What are workout selfies really about: vanity or motivation?

Fitness fads come and go. Jane Fonda tape, anyone? Tae Bo? Richard Simmons and CrossFit? There’s no escaping it, even in China. Riding that wave is Keep, a health and fitness app that secured 30 million users in 15 months and $US32 million ($42.8 million) in venture-capital backing as Chinese look to trim their tummies.

Users like Susan Du, a 30-something teacher who transformed from a 101.5-kilogram (224 pounds) bookworm to 69-kilo fitness enthusiast, typify a new type of consumer. With at least one in four adults either overweight or obese, more upwardly mobile Chinese are beginning to value a healthy lifestyle over branded luxury goods.

“Right now, a lot of my friends are also working out, and they never did sports before,” said Du, whose fitness regime has been chronicled in perky workout snaps tracked by 27,000 online followers. “This is a new trend, a fashion in China. Before no one paid any attention. Now, almost everyone – whether fat or skinny – is thinking of exercise,” she said.

Vanity or motivation: what are fitness selfies really all about? Photo: iStock
Vanity or motivation: what are fitness selfies really all about? Photo: iStock

Du packs in an hour of cardio before teaching English in Beijing and then lifts weights after work, sharing selfies of the results

Battling the bulge

There’s more than toned abs at stake. Rising wages and sedentary lifestyles have contributed to worsening health. Diabetes afflicting 114 million people, for example, could overwhelm the nation’s budget.
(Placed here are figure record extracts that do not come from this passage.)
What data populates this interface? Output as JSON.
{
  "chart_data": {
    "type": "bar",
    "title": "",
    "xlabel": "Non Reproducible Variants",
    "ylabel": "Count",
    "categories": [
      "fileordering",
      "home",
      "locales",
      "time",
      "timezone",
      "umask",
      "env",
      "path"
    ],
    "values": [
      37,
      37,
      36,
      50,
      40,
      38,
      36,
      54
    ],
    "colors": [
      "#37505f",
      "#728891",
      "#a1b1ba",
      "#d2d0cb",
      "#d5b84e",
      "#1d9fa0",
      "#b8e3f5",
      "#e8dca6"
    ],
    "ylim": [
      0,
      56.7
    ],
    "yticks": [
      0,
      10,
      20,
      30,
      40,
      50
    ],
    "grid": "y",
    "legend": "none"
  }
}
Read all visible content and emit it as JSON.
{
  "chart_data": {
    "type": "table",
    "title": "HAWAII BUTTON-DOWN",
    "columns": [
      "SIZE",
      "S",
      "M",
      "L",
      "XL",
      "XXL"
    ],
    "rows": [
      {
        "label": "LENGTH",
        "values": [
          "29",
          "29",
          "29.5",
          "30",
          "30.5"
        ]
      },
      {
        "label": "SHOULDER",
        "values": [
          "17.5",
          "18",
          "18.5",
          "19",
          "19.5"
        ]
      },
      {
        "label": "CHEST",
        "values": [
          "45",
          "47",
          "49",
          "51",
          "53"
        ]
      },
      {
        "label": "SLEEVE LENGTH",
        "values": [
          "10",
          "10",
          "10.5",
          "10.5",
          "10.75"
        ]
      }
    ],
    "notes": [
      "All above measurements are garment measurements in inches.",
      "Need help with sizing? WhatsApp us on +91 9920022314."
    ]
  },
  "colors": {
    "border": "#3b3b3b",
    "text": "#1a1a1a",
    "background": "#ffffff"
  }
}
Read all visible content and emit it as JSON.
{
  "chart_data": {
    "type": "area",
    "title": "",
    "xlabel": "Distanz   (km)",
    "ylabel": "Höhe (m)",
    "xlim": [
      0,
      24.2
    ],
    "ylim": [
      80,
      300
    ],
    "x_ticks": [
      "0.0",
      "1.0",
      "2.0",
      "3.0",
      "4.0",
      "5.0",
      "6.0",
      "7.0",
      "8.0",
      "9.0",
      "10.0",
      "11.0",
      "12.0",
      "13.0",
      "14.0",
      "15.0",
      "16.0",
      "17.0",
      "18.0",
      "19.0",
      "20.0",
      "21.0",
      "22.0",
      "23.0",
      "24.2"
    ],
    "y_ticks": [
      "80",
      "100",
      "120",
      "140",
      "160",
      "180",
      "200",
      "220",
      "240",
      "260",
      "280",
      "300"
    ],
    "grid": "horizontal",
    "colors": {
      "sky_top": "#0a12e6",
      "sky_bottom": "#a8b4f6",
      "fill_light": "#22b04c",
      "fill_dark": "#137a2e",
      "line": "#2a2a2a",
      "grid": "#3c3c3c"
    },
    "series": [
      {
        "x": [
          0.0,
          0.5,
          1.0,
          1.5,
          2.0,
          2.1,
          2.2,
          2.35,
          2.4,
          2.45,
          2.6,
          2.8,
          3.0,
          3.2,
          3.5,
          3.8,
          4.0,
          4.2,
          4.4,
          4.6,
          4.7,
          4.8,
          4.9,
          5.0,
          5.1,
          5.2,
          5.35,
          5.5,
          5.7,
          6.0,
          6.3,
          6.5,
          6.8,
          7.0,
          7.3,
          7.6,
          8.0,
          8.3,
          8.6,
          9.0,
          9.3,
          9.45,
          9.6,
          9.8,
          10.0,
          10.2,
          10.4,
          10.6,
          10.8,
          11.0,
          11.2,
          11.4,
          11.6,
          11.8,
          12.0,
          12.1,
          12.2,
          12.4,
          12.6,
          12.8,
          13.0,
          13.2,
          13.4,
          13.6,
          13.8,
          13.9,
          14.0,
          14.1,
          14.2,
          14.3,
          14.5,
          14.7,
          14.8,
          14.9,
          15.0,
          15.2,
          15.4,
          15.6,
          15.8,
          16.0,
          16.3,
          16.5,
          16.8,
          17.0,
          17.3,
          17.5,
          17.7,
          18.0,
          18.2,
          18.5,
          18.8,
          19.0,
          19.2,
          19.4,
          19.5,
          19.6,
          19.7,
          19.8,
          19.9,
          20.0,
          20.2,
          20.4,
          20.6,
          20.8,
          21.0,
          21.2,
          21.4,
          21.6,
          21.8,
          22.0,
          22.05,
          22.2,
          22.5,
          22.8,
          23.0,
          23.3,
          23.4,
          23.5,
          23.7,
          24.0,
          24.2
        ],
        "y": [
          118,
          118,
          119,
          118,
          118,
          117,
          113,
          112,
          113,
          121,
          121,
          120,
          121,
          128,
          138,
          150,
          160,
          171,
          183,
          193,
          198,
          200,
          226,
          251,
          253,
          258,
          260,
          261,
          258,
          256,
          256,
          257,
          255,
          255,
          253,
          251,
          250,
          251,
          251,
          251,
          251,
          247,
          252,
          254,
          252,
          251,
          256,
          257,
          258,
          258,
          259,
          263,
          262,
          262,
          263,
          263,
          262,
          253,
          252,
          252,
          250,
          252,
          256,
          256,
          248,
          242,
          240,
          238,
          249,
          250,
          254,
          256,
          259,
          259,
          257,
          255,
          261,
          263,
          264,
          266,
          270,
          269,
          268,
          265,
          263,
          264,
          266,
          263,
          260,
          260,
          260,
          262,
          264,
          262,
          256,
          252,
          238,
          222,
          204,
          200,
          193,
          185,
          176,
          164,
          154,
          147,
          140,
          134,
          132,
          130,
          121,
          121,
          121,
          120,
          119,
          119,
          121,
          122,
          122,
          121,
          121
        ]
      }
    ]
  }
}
A study released in January of 7603 adults in the city of Tianjin found that about 70 perc ent were overweight or obese.

Right now, a lot of my friends are also working out, and they never did sports before.

Susan Du

China’s cabinet aims to build a 5 trillion yuan ($1 trillion) sports industry by 2025 to counter rising rates of stroke, cancer and Type-2 diabetes. China’s sports industry will expand more than 19 per cent annually to 3 trillion yuan by 2025, Credit Suisse Group AG estimated in 2015.

Keeping fit, especially for women, is also challenging accepted norms of female beauty, which traditionally emphasised the thin and pale skin highlighted by the viral sharing recently of women showing their waist size narrower than the width of a sheet of A4 paper.

“Most of my friends don’t accept a different body type, but I’m a muscle fan,” Du said. “I hope one day to be a muscle Barbie.”

The Keep app combines fitness routines, informational posts and a social media network where users can share workouts or photos of themselves or even their meals. Some posts and images are showcased by Keep editors. That’s helped nudge standards in a different direction, Du said.

‘Strong and sexy’

“They are strong and sexy, according to the Western style,” she said. “This has changed a lot of girls’ opinions, too.”

Du said she lost weight after her doctor warned her she was dangerously heavy if she wanted to have a baby. She used acupuncture as an appetite suppressant.

GGV Capital, Morningside Group, and Bertelsmann Asia Investments put $32 million into Keep, whose 25-year-old founder was inspired to launch it after losing 20 kilos by searching online and creating an exercise and weight loss program for himself.

“I found our country doesn’t have a good app to lose weight or stay fit,” said founder Wang Ning, whose boyish face features prominently in the press coverage of his app. “At the time I was losing weight, I was a student and didn’t have any money. I couldn’t afford to go to the gym or hire a trainer, so I went to the Internet.”